With survey participants asked to select a single category, the most common areas of expertise reported were geochemistry (15.5%), geophysics (12%), and oceanography (10.5%). General geology, hydrology/hydrogeology, and paleontology each accounted for 5–7% of the total respondents. Approximately 5% of the respondents were climate scientists, and 8.5% of the respondents indicated that more than 50% of their peer-reviewed publications in the past 5 years have been on the subject of climate change. While respondents’ names are kept private, the authors noted that the survey included participants with well-documented dissenting opinions on global warming theory.

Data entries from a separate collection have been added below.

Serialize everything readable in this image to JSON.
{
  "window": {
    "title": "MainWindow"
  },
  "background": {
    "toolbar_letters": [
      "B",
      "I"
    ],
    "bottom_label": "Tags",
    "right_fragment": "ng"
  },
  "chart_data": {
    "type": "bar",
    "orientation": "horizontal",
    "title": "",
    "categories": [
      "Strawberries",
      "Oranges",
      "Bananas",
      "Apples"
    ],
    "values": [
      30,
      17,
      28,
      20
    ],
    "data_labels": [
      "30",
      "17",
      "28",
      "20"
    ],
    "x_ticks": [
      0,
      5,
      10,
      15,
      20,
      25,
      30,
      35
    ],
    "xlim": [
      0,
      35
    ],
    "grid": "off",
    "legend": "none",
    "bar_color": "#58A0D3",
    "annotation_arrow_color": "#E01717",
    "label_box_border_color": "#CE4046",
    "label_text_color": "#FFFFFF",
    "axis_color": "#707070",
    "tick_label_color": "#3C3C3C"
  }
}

Every one of these disciplines studies changes to the earth and to its oceans. The result of the study was that 90% of participants answered “yes” to question one and 82% answered “yes” to question two. Of the roughly 79 that specifically called themselves climate scientists, the answer was even more conclusive, 96% said “yes” to question one and 97% answered “yes” to question two.
The controversial billboard is now down. It might take a while to learn exactly why they took it down, but the fact remains, by comparing people like these scientists and the majority of the American people to notorious “bad guys” does nothing to help their cause.